ふ~、
 そこまで一気に読み進めて芯賀は目を瞑った。
 頭の中には、かつて世界史を勉強した時に覚えた数々の文言が浮かんでいた。
 古代オリエント文明、ビザンティン文化、イスラム文化。
 それは、多様な文明と文化が融合した他に類を見ない独特なものだった。
 
 さて、
 教科書の文言を頭から消して、トルコとロシアとの関係が書かれている箇所に目を移した。

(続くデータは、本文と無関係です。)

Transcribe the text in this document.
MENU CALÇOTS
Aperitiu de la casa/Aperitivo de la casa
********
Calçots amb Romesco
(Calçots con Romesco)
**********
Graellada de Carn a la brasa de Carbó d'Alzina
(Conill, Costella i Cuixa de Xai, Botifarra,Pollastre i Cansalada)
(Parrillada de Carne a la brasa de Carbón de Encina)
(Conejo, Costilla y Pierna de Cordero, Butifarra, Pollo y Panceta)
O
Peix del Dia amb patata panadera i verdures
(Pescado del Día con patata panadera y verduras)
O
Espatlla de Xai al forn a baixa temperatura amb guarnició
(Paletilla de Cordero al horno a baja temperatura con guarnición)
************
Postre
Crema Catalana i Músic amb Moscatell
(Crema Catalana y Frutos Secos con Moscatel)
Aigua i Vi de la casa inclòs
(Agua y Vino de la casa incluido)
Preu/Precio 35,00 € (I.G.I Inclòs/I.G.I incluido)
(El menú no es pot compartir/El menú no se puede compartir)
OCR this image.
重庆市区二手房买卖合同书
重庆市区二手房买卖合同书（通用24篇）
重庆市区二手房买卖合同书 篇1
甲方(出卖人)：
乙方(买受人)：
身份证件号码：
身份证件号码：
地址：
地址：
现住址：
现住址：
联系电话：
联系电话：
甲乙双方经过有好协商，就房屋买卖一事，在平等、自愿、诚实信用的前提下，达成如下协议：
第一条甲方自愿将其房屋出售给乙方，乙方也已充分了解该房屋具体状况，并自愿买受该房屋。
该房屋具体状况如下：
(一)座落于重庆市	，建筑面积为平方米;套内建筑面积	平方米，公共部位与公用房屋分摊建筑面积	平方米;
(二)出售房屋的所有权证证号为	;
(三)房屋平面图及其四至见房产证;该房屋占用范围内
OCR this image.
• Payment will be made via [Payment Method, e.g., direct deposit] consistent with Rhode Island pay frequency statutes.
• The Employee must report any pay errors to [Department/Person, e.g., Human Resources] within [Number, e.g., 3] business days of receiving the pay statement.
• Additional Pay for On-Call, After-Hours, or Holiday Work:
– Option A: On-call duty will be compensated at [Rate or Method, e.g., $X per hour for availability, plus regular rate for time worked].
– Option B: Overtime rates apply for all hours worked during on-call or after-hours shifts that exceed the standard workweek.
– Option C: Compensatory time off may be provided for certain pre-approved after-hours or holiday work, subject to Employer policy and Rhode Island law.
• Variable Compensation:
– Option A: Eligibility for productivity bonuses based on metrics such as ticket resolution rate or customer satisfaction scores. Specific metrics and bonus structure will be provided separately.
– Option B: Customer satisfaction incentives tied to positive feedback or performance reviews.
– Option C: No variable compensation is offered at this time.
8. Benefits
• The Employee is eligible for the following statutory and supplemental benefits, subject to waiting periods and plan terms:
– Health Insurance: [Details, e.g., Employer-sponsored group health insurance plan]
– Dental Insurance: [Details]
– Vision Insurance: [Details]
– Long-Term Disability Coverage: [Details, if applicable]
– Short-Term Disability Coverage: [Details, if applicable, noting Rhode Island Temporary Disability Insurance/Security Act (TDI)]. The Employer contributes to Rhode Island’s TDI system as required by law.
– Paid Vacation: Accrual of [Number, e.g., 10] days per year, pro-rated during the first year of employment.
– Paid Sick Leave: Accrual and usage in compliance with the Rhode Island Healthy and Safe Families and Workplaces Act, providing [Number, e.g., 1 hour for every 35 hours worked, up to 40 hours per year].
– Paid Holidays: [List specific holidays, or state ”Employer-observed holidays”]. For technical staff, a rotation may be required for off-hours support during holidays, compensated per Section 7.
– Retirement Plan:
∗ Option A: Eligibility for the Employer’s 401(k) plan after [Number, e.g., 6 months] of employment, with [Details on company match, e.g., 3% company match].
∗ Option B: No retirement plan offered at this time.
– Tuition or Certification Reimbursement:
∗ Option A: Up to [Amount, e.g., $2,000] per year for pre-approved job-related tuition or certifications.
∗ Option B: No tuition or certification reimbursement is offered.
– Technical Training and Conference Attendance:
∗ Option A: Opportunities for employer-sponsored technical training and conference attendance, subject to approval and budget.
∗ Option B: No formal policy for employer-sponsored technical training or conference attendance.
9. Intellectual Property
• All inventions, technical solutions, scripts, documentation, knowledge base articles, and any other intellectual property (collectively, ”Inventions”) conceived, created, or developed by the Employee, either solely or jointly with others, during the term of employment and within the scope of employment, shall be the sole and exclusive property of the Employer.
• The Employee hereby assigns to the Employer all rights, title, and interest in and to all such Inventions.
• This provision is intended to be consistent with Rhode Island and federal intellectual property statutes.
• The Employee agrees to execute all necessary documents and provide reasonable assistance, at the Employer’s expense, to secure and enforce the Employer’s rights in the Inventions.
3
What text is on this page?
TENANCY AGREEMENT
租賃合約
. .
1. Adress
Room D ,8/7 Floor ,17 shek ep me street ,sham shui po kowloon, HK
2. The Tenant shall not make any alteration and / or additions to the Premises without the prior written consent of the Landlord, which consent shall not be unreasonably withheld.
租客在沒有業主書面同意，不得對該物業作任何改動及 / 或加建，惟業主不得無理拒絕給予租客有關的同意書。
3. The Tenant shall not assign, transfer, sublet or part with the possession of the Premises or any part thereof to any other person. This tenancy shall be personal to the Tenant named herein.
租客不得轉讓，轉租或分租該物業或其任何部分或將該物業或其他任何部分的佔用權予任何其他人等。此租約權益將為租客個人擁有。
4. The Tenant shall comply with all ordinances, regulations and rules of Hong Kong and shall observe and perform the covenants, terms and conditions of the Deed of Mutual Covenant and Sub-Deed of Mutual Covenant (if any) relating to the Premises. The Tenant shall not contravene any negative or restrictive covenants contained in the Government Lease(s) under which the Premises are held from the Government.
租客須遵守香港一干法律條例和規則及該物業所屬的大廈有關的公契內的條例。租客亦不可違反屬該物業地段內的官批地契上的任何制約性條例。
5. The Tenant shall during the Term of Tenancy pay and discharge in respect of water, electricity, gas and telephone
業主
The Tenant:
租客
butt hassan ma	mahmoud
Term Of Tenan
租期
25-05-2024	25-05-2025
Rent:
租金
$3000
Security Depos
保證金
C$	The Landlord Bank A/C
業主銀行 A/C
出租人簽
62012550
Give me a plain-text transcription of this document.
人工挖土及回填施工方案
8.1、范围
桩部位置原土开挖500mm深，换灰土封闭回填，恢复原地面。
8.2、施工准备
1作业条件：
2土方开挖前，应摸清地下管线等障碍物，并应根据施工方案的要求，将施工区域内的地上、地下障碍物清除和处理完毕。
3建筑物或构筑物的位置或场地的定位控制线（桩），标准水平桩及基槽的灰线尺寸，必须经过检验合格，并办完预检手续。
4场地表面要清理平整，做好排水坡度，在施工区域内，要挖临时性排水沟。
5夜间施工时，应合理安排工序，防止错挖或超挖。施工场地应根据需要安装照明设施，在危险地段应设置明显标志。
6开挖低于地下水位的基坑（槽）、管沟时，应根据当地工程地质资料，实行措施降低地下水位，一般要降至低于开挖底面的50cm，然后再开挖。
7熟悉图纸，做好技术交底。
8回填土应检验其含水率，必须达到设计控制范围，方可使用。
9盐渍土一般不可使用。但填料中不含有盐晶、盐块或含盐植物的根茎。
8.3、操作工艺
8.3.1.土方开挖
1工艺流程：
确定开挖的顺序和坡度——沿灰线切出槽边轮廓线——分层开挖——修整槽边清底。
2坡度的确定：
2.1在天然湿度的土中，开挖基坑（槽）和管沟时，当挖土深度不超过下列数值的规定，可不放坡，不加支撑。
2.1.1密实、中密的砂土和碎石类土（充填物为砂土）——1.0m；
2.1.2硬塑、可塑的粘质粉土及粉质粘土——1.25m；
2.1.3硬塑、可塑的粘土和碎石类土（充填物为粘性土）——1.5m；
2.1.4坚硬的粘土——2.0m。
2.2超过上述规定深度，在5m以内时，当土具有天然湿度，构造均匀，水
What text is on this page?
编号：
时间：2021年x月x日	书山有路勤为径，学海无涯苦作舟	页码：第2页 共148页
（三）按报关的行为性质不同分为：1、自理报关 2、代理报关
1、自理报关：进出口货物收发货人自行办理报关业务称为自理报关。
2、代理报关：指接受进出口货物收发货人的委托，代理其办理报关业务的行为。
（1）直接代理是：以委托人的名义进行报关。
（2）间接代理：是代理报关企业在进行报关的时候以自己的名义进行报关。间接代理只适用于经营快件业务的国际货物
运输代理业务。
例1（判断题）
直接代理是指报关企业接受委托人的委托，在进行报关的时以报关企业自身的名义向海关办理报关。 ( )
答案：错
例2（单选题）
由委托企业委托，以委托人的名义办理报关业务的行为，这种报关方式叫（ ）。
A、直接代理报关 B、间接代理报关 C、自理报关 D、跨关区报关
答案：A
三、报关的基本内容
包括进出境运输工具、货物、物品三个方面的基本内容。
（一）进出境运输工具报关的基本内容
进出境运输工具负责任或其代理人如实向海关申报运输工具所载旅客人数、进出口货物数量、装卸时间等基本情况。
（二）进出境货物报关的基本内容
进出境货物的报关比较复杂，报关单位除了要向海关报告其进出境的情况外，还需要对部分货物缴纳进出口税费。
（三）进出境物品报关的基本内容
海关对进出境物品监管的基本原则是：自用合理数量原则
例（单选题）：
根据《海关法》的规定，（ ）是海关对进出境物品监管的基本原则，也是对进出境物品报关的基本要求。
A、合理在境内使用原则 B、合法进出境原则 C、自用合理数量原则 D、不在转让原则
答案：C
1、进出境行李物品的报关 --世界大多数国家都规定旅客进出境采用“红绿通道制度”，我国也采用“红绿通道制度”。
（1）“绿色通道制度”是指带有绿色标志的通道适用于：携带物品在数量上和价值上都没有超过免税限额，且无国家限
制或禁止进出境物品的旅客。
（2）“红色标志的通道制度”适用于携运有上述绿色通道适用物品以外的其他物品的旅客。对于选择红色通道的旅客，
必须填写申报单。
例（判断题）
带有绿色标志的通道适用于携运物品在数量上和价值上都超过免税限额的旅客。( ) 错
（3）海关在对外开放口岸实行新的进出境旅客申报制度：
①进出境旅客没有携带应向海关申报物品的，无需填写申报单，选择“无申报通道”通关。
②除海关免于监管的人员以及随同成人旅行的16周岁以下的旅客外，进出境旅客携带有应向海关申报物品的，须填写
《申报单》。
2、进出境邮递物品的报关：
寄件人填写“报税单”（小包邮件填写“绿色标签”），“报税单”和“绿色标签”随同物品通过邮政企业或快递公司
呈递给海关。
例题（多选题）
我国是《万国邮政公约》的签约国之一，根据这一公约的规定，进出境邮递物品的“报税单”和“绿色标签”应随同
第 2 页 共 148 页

 トルコはオスマン帝国時代からロシアと対立しており、断続的に交戦してきたという歴史がある。
 更に、トルコがNATOに加盟したことからその関係は悪化の一途をたどった。
 しかし、軍事的緊張に反して経済的には結びつきが強く、特に天然ガスをロシアに頼っていることから、工業振興の側面で良好な関係を構築している。
 そんな中、シリアでトルコ軍機がロシア軍機を撃墜するという事件が起こった。
 それに強く反発したロシアは、トルコからの農産物の輸入を禁止すると共にロシア人観光客が利用するチャーター便の運航を停止した。
 更に、天然ガスパイプラインや原発建設の凍結など、厳しい経済制裁に踏み切った。
 それに対してトルコは反発したが、年間470万人に達するロシアからの観光客が9割減るなど国内経済に大きな影響が及んだことから態度を軟化させ、プーチンに送った書簡の中で謝罪を表明した。
 そうしてロシアとの関係改善に向かい始めた時、エルドアンに対するクーデター未遂事件が起こった。
 その黒幕と目される人物がアメリカ在住のイスラム指導者と断定して身柄引き渡しを要求するも、アメリカがこれを断ったために対立が表面化する。
 それを見逃さなかったのがプーチンだった。
 クリミア問題やドーピング問題で欧米と対立する中、トルコとの関係改善を一気に進めたのだ。
 その結果、NATO加盟国であるトルコがロシア製の最新鋭迎撃ミサイルを購入するという前代未聞の事態となった。
 トルコは急速にロシアへ接近していったのだ。